The prediction results of this study provide a reference for N. alata planting in China. Currently, the presence of N. alata is recorded in Inner Mongolia, Heilongjiang, Guangxi, Fujian, Chongqing, Jiangsu, Shanghai, Hubei, and Zhejiang provinces and cities in China. According to the model prediction results (Fig. 5a), the suitable habitats of N. alata under current climate conditions cover 2.3 × 106 km2 in China, and in addition to the above-known distribution areas of N. alata, Shanxi, Guizhou, Guangdong, Yunnan, Sichuan, and Shandong are also suitable for N. alata growth, providing a wider planting area for N. alata cultivation. Besides, only climatic factors affecting the growth of N. alata were considered in this study, other factors such as human activities, variety selection, and soil type, were not considered, but all factors should be considered in the actual introduction of N. alata in a certain area to ensure the quality of flowering.

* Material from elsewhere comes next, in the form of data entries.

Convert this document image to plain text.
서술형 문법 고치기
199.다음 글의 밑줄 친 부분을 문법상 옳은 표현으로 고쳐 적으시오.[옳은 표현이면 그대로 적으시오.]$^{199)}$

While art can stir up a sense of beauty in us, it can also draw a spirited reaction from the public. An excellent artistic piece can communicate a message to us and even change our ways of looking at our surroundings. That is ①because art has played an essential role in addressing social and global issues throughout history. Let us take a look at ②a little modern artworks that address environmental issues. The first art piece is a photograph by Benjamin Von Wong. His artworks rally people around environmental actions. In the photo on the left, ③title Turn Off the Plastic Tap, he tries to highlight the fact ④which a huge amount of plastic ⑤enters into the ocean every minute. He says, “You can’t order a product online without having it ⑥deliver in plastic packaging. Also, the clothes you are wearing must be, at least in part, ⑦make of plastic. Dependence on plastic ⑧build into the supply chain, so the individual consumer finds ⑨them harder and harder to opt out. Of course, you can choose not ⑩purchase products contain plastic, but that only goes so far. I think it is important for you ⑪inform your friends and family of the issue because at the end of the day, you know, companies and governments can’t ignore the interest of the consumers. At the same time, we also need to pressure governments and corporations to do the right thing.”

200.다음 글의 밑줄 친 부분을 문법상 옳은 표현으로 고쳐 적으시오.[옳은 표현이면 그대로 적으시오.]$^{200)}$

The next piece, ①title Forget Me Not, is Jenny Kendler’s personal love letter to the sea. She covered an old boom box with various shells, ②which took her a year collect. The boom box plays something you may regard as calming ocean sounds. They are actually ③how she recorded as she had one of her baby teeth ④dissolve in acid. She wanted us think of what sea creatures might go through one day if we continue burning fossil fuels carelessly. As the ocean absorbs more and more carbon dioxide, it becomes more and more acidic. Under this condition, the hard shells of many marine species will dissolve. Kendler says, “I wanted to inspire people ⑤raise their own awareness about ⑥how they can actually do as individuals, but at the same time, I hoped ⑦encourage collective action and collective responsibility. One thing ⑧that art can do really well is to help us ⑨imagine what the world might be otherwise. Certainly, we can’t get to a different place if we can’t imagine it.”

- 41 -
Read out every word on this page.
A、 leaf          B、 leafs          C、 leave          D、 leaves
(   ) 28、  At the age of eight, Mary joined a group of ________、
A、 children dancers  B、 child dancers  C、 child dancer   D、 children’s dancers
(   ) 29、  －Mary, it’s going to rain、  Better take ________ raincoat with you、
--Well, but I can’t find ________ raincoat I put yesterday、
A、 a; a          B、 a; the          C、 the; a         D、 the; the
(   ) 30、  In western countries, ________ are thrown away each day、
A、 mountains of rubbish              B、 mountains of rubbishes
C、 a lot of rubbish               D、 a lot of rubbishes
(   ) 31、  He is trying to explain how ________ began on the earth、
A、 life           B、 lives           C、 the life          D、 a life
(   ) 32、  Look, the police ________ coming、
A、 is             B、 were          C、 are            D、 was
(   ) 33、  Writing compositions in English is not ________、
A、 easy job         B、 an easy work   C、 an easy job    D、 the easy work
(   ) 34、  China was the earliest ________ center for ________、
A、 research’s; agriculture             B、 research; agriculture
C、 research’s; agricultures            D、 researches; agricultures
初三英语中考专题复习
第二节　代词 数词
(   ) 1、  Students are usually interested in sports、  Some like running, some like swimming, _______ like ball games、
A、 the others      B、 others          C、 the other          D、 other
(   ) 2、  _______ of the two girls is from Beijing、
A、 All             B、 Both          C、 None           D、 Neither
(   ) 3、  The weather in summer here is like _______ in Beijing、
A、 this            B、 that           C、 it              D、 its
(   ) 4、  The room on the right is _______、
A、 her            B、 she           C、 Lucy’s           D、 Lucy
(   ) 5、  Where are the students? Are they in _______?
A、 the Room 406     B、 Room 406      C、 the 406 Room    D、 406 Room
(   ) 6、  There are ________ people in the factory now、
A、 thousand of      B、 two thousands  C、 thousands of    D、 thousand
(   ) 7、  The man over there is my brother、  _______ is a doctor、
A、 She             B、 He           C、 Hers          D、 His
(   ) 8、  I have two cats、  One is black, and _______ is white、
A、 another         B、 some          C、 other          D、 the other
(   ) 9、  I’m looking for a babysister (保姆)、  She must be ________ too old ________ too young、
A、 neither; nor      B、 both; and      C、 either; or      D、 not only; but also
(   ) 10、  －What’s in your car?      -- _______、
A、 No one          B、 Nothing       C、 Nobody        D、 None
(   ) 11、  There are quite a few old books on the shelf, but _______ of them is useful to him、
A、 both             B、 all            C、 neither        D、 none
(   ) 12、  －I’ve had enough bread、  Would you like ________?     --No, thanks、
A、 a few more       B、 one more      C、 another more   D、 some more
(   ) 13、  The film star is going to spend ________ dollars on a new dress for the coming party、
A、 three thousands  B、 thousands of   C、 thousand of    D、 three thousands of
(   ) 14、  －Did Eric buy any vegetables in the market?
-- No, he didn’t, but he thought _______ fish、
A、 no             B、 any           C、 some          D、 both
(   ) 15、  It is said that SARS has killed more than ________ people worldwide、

Global climate change has been reported to affect the distribution of various species. Climate change may lead to regional or local extinction of N. alata in certain areas as has been predicted in our results. For the conservation of N. alata, three main recommendations are proposed. (1) Protect or introduce N. alata according to the predicted results under different climate conditions and the actual local conditions. (2) Track and monitor the actual growth of N. alata, and then make reasonable planting plans based on the predicted results and the actual conditions, especially for regions where the planting areas of N. alata are likely to change according to predictions here. (3) It is necessary to strengthen systematic research on germplasm resources to increase the quality of N. alata, since researches on N. alata cultivation, growth environment and variety improvement are less at present.